General Cost to Treat Feline Leukemia

Cat lying down on floor looking up to owner

Initial testing in cats for FeLV as well as veterinary examination will typically cost $100-$200. Other secondary medical conditions that may occur and are not caused by FeLV vary in treatment from $100 to treat an upper respiratory infection to thousands of dollars to treat stomatitis.

Since there is no treatment for end-stage FeLV, there is no true cost other than possibly palliative care (keeping your cat comfortable until time for euthanasia).

Life Expectancy of Cats with Feline Leukemia

In scientific studies, cats tend to live 2-3 years after diagnosis of FeLV. However, the age at which cats are diagnosed with FeLV is highly variable. In one study, the median age was 2 years old and the cats lived an average of 2.5 years (5). In essence, the average cat infected with FeLV lived to be approximately 5 years old.

Many cats are diagnosed with FeLV when they show symptoms of illness that prompts testing. Knowing this, it is possible for a cat infected with FeLV to live a normal lifespan—not every cat infected with FeLV will show unusual symptoms of illness.

Cats with FeLV live longer if pet parents bring them to the veterinarian to treat secondary medical conditions that can occur. The diagnosis of FeLV infection is NOT a reason to euthanize your cat. Many cats with FeLV will respond to treatment for different conditions and live a good quality of life, perhaps for many years to come.

How to Prevent Cats From Getting FeLV

Happy, healthy cat playing with owner

There are several ways to prevent your cat from getting FeLV. Take the following steps to keep your cat safe.

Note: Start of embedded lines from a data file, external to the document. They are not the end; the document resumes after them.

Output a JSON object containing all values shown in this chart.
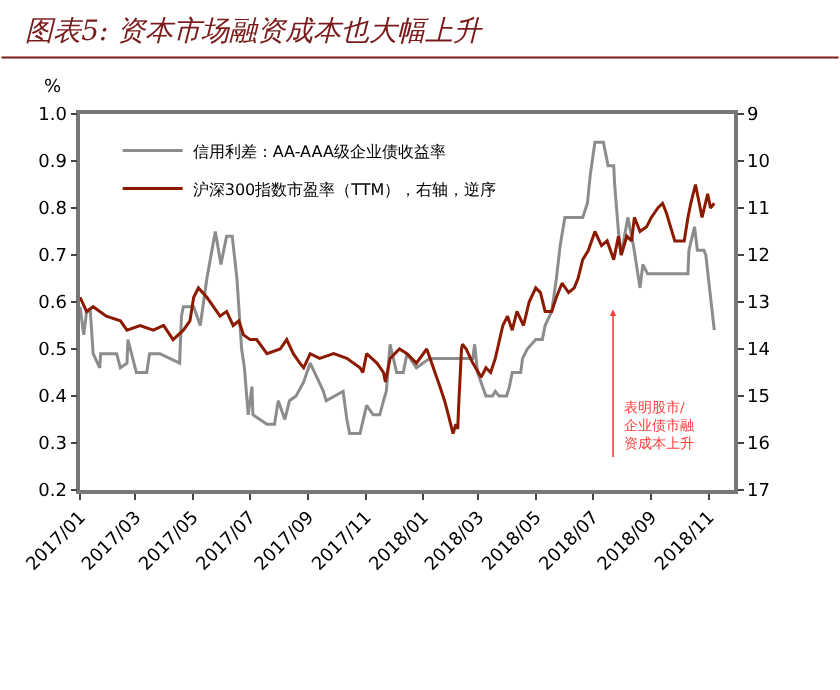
{
  "chart_data": {
    "type": "line",
    "title": "图表5: 资本市场融资成本也大幅上升",
    "ylabel": "%",
    "xlim": [
      "2017-01-01",
      "2018-11-28"
    ],
    "xticks": [
      {
        "value": "2017-01",
        "label": "2017/01"
      },
      {
        "value": "2017-03",
        "label": "2017/03"
      },
      {
        "value": "2017-05",
        "label": "2017/05"
      },
      {
        "value": "2017-07",
        "label": "2017/07"
      },
      {
        "value": "2017-09",
        "label": "2017/09"
      },
      {
        "value": "2017-11",
        "label": "2017/11"
      },
      {
        "value": "2018-01",
        "label": "2018/01"
      },
      {
        "value": "2018-03",
        "label": "2018/03"
      },
      {
        "value": "2018-05",
        "label": "2018/05"
      },
      {
        "value": "2018-07",
        "label": "2018/07"
      },
      {
        "value": "2018-09",
        "label": "2018/09"
      },
      {
        "value": "2018-11",
        "label": "2018/11"
      }
    ],
    "ylim": [
      0.2,
      1.0
    ],
    "yticks": [
      {
        "value": 0.2,
        "label": "0.2"
      },
      {
        "value": 0.3,
        "label": "0.3"
      },
      {
        "value": 0.4,
        "label": "0.4"
      },
      {
        "value": 0.5,
        "label": "0.5"
      },
      {
        "value": 0.6,
        "label": "0.6"
      },
      {
        "value": 0.7,
        "label": "0.7"
      },
      {
        "value": 0.8,
        "label": "0.8"
      },
      {
        "value": 0.9,
        "label": "0.9"
      },
      {
        "value": 1.0,
        "label": "1.0"
      }
    ],
    "y2lim": [
      17,
      9
    ],
    "y2ticks": [
      9,
      10,
      11,
      12,
      13,
      14,
      15,
      16,
      17
    ],
    "grid": false,
    "legend": "top left",
    "marker": "none",
    "line_style": "solid",
    "annotations": [
      "表明股市/企业债市融资成本上升"
    ],
    "series": [
      {
        "name": "信用利差：AA-AAA级企业债收益率",
        "color": "#8c8c8c",
        "x": [
          "2017-01-01",
          "2017-01-05",
          "2017-01-08",
          "2017-01-12",
          "2017-01-15",
          "2017-01-22",
          "2017-01-23",
          "2017-02-09",
          "2017-02-13",
          "2017-02-20",
          "2017-02-21",
          "2017-03-02",
          "2017-03-13",
          "2017-03-16",
          "2017-03-27",
          "2017-04-17",
          "2017-04-19",
          "2017-04-21",
          "2017-05-02",
          "2017-05-09",
          "2017-05-16",
          "2017-05-25",
          "2017-05-31",
          "2017-06-06",
          "2017-06-12",
          "2017-06-17",
          "2017-06-22",
          "2017-06-25",
          "2017-06-29",
          "2017-07-03",
          "2017-07-04",
          "2017-07-19",
          "2017-07-27",
          "2017-07-31",
          "2017-08-07",
          "2017-08-12",
          "2017-08-19",
          "2017-08-27",
          "2017-09-03",
          "2017-09-10",
          "2017-09-17",
          "2017-09-20",
          "2017-10-08",
          "2017-10-12",
          "2017-10-15",
          "2017-10-26",
          "2017-11-02",
          "2017-11-09",
          "2017-11-16",
          "2017-11-20",
          "2017-11-23",
          "2017-11-27",
          "2017-12-04",
          "2017-12-11",
          "2017-12-15",
          "2017-12-25",
          "2018-01-08",
          "2018-02-23",
          "2018-02-25",
          "2018-02-28",
          "2018-03-09",
          "2018-03-16",
          "2018-03-19",
          "2018-03-23",
          "2018-03-31",
          "2018-04-03",
          "2018-04-06",
          "2018-04-15",
          "2018-04-17",
          "2018-04-22",
          "2018-05-01",
          "2018-05-08",
          "2018-05-11",
          "2018-05-18",
          "2018-05-23",
          "2018-05-27",
          "2018-06-01",
          "2018-06-20",
          "2018-06-25",
          "2018-06-28",
          "2018-07-03",
          "2018-07-12",
          "2018-07-17",
          "2018-07-23",
          "2018-07-24",
          "2018-07-28",
          "2018-07-31",
          "2018-08-07",
          "2018-08-13",
          "2018-08-20",
          "2018-08-23",
          "2018-08-28",
          "2018-10-10",
          "2018-10-11",
          "2018-10-17",
          "2018-10-20",
          "2018-10-27",
          "2018-10-29",
          "2018-11-07"
        ],
        "values": [
          0.59,
          0.53,
          0.58,
          0.58,
          0.49,
          0.46,
          0.49,
          0.49,
          0.46,
          0.47,
          0.52,
          0.45,
          0.45,
          0.49,
          0.49,
          0.47,
          0.57,
          0.59,
          0.59,
          0.55,
          0.65,
          0.75,
          0.68,
          0.74,
          0.74,
          0.65,
          0.5,
          0.46,
          0.36,
          0.42,
          0.36,
          0.34,
          0.34,
          0.39,
          0.35,
          0.39,
          0.4,
          0.43,
          0.47,
          0.44,
          0.41,
          0.39,
          0.41,
          0.35,
          0.32,
          0.32,
          0.38,
          0.36,
          0.36,
          0.39,
          0.41,
          0.51,
          0.45,
          0.45,
          0.49,
          0.46,
          0.48,
          0.48,
          0.51,
          0.45,
          0.4,
          0.4,
          0.41,
          0.4,
          0.4,
          0.42,
          0.45,
          0.45,
          0.48,
          0.5,
          0.52,
          0.52,
          0.55,
          0.58,
          0.65,
          0.72,
          0.78,
          0.78,
          0.81,
          0.87,
          0.94,
          0.94,
          0.89,
          0.89,
          0.85,
          0.75,
          0.7,
          0.78,
          0.72,
          0.63,
          0.68,
          0.66,
          0.66,
          0.71,
          0.76,
          0.71,
          0.71,
          0.7,
          0.54
        ]
      },
      {
        "name": "沪深300指数市盈率（TTM），右轴，逆序",
        "color": "#8b1a00",
        "axis": "y2",
        "x": [
          "2017-01-01",
          "2017-01-08",
          "2017-01-15",
          "2017-01-29",
          "2017-02-13",
          "2017-02-20",
          "2017-03-06",
          "2017-03-20",
          "2017-03-31",
          "2017-04-10",
          "2017-04-21",
          "2017-04-28",
          "2017-05-02",
          "2017-05-07",
          "2017-05-16",
          "2017-05-23",
          "2017-05-30",
          "2017-06-06",
          "2017-06-13",
          "2017-06-19",
          "2017-06-24",
          "2017-07-01",
          "2017-07-08",
          "2017-07-19",
          "2017-08-02",
          "2017-08-09",
          "2017-08-16",
          "2017-08-23",
          "2017-08-27",
          "2017-09-03",
          "2017-09-13",
          "2017-09-28",
          "2017-10-12",
          "2017-10-26",
          "2017-10-29",
          "2017-11-02",
          "2017-11-13",
          "2017-11-20",
          "2017-11-22",
          "2017-11-27",
          "2017-12-07",
          "2017-12-15",
          "2017-12-25",
          "2018-01-05",
          "2018-01-12",
          "2018-01-19",
          "2018-01-24",
          "2018-01-28",
          "2018-02-02",
          "2018-02-05",
          "2018-02-07",
          "2018-02-08",
          "2018-02-11",
          "2018-02-12",
          "2018-02-16",
          "2018-02-23",
          "2018-03-04",
          "2018-03-09",
          "2018-03-14",
          "2018-03-19",
          "2018-03-27",
          "2018-04-01",
          "2018-04-06",
          "2018-04-11",
          "2018-04-18",
          "2018-04-24",
          "2018-05-01",
          "2018-05-06",
          "2018-05-11",
          "2018-05-18",
          "2018-05-23",
          "2018-05-29",
          "2018-06-05",
          "2018-06-11",
          "2018-06-15",
          "2018-06-20",
          "2018-06-26",
          "2018-07-03",
          "2018-07-10",
          "2018-07-16",
          "2018-07-23",
          "2018-07-28",
          "2018-07-31",
          "2018-08-06",
          "2018-08-11",
          "2018-08-14",
          "2018-08-20",
          "2018-08-27",
          "2018-09-01",
          "2018-09-08",
          "2018-09-13",
          "2018-09-17",
          "2018-09-26",
          "2018-10-06",
          "2018-10-10",
          "2018-10-13",
          "2018-10-18",
          "2018-10-22",
          "2018-10-25",
          "2018-10-31",
          "2018-11-03",
          "2018-11-07"
        ],
        "values": [
          12.9,
          13.2,
          13.1,
          13.3,
          13.4,
          13.6,
          13.5,
          13.6,
          13.5,
          13.8,
          13.6,
          13.4,
          12.9,
          12.7,
          12.9,
          13.1,
          13.3,
          13.2,
          13.5,
          13.4,
          13.7,
          13.8,
          13.8,
          14.1,
          14.0,
          13.8,
          14.1,
          14.3,
          14.4,
          14.1,
          14.2,
          14.1,
          14.2,
          14.4,
          14.5,
          14.1,
          14.3,
          14.5,
          14.7,
          14.2,
          14.0,
          14.1,
          14.3,
          14.0,
          14.4,
          14.8,
          15.1,
          15.4,
          15.8,
          15.6,
          15.7,
          15.2,
          14.0,
          13.9,
          14.0,
          14.3,
          14.6,
          14.4,
          14.5,
          14.2,
          13.5,
          13.3,
          13.6,
          13.2,
          13.5,
          13.0,
          12.7,
          12.8,
          13.2,
          13.2,
          12.9,
          12.6,
          12.8,
          12.7,
          12.5,
          12.1,
          11.9,
          11.5,
          11.8,
          11.7,
          12.1,
          11.6,
          12.0,
          11.6,
          11.7,
          11.2,
          11.5,
          11.4,
          11.2,
          11.0,
          10.9,
          11.1,
          11.7,
          11.7,
          11.2,
          10.9,
          10.5,
          10.9,
          11.2,
          10.7,
          11.0,
          10.9
        ]
      }
    ]
  }
}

Spay/neuter your cat. The most common way to spread FeLV is from mother cats to kittens. Cats that are not spayed or neutered are also more likely to fight, which can spread FeLV.

Allow an indoors-only lifestyle. This will help your cat avoid infections, trauma, and interacting with other unknown cats who may be infected.

Vaccinate your cat against FeLV. The FeLV vaccination may help, especially if your cat is at risk of exposure. 

Test cats for the disease. This is especially important before introducing new cats into your household

Keep your cat healthy. Preventative care such as core vaccinations, routine preventives (flea and parasite medications), and regular veterinary care will help keep your cat’s immune system as effective as possible.

FeLV Vaccine for Cats

Not every adult cat is recommended to receive the FeLV vaccination. But there are some circumstances where it is recommended for cats to be vaccinated. These include: 

  • If your cat goes outdoors.
  • If your cat spends considerable time on porches or at screened windows and comes into close contact with roaming cats.
  • If you decide to adopt or purchase a new cat that is either FeLV-infected or has not been tested.
  • If you foster (temporarily care for) any cat whose status of FeLV infection is unknown.

 Your veterinarian will make recommendations specific to your cat, depending on his risk.